Staff interviews confirmed that although the Responsible Person disputed the charges and did not pay for Level 1 care from October 2024 through May 2025, services continued per the care plan to support R1’s health and safety. Interviews with other residents indicated similar services were consistently provided.
It was further alleged that meals were delivered late, cold, incomplete, and did not meet R1's preferences. Department interviews revealed the facility had implemented changes to reduce tray service and promote communal dining. Resident interviews revealed satisfaction with meal quality and timeliness, including room service, and understood trays were delivered after dining room service concluded. The department interviews with the Food Service Director revealed the availability of dietary accommodations, including alternative menus and individualized counseling. The department staff interviews and records further revealed that missed meals were tracked, and efforts were made to ensure proper food temperature. The Resident Handbook outlined structured mealtimes and flexible room service policies. The department observations confirmed clean kitchen conditions, posted dietary notes, and active meal preparation.

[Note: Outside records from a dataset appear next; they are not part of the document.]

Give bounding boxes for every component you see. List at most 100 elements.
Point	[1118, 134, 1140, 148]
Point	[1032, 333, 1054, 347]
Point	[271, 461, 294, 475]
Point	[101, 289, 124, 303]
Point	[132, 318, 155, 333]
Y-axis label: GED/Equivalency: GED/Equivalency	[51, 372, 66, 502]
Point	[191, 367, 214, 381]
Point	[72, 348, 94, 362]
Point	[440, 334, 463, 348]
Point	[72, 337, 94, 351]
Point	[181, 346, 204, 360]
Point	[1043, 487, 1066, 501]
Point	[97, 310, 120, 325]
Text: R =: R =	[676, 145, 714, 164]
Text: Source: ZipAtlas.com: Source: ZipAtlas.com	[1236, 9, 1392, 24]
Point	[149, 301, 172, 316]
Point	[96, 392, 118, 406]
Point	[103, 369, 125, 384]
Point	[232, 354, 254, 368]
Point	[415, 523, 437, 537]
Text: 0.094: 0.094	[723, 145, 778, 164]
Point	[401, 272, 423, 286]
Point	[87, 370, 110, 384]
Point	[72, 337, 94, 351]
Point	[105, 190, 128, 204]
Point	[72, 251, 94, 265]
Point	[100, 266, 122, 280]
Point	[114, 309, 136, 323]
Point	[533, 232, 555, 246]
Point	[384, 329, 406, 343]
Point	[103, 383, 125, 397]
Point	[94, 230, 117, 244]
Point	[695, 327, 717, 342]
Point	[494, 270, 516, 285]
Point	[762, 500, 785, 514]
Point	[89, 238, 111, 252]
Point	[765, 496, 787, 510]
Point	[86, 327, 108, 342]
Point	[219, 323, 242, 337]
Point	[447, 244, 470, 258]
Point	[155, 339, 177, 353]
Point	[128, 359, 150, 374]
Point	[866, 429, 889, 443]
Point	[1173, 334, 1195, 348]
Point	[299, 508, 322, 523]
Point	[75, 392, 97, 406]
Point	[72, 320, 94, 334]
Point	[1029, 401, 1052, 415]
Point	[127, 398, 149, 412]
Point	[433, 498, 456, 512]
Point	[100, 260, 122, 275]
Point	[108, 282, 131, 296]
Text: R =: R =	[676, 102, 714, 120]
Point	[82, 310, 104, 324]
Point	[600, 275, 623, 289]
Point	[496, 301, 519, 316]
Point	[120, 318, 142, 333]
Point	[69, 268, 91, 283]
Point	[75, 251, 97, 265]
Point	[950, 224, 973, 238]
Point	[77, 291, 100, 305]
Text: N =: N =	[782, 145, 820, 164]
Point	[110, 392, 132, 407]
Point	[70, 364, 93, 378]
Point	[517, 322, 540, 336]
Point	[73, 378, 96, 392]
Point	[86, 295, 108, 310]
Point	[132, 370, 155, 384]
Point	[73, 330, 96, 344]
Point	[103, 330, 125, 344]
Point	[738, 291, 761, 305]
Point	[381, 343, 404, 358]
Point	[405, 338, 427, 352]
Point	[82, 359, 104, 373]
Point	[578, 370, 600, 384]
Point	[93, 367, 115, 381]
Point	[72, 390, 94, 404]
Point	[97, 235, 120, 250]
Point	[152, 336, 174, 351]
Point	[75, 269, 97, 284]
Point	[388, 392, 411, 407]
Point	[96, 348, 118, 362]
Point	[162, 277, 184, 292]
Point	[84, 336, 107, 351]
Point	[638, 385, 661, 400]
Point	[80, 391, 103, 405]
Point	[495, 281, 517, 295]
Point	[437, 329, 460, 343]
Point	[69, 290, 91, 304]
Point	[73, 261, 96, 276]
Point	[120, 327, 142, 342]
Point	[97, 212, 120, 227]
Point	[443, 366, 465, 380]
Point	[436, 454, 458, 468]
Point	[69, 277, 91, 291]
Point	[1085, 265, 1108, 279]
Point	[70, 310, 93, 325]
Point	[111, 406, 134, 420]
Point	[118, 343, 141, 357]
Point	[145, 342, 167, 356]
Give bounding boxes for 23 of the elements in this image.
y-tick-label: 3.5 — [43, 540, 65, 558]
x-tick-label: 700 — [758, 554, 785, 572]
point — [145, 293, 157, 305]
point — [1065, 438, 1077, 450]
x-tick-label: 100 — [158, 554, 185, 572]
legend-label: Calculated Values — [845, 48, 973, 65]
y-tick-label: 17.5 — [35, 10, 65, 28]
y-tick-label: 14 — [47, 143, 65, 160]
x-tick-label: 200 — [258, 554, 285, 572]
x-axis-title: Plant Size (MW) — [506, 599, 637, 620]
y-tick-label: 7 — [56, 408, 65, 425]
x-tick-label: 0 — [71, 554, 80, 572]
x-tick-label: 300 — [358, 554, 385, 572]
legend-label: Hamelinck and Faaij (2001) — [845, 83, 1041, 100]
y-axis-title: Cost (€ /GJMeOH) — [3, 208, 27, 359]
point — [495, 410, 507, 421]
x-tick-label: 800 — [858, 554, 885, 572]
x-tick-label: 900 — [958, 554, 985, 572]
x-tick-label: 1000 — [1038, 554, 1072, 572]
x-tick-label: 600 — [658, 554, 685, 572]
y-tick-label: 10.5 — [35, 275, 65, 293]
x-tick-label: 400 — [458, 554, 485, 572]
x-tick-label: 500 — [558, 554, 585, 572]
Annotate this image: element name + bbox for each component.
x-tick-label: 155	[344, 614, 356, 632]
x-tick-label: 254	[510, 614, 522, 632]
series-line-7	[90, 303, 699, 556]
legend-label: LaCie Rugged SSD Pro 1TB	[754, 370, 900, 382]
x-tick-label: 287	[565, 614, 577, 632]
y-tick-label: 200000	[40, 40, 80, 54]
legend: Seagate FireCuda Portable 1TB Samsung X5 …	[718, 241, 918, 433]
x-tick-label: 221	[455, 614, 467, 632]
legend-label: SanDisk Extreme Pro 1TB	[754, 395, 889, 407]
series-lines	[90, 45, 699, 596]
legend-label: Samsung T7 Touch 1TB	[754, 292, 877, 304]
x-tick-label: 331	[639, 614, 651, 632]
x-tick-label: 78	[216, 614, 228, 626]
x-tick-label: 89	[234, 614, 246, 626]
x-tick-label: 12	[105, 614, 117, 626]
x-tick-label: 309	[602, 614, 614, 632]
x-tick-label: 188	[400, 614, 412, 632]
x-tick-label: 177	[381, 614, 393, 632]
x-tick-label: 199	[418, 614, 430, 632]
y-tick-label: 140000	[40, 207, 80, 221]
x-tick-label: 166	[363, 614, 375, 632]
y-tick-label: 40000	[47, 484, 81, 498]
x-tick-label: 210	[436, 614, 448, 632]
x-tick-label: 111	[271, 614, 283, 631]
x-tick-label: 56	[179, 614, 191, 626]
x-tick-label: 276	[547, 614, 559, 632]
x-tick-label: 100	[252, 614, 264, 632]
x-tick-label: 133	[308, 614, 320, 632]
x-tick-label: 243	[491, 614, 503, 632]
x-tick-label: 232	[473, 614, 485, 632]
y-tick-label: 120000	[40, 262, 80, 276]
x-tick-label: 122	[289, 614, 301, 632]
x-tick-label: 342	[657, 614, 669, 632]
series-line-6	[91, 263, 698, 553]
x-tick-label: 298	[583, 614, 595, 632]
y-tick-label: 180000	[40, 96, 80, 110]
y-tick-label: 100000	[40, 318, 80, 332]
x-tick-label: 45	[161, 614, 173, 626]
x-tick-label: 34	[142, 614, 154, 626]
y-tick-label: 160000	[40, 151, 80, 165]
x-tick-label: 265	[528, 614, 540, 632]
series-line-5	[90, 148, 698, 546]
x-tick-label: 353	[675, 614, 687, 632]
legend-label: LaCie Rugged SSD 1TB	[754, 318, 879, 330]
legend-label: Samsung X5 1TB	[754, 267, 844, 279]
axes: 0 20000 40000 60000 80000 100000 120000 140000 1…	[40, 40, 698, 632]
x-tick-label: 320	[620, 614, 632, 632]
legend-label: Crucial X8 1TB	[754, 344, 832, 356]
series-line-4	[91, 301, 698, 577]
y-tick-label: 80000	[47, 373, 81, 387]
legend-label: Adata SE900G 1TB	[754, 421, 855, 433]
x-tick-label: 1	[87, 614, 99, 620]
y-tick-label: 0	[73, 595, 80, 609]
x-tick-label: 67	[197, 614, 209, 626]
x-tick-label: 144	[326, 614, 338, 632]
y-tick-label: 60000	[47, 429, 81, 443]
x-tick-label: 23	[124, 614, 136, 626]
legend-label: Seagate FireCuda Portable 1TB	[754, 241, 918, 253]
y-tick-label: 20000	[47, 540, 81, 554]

It was further alleged that staff failed to assist R1 after a courtyard fall and missed scheduled showers. No documentation of the fall was found, and R1 was unavailable for interview, having moved out without providing contact information. The direct staff witness was also unavailable. Regarding missed showers: The department interviewed with staff revealed R1 was scheduled for twice-weekly showers and offered additional assistance. However, R1’s shower/grooming logs were unavailable. The department records reviews reveal that for current residents, showed consistent service provision, and staff were observed actively assisting residents during the Department’s visit. Based on available evidence, the Department determined the allegation was not substantiated.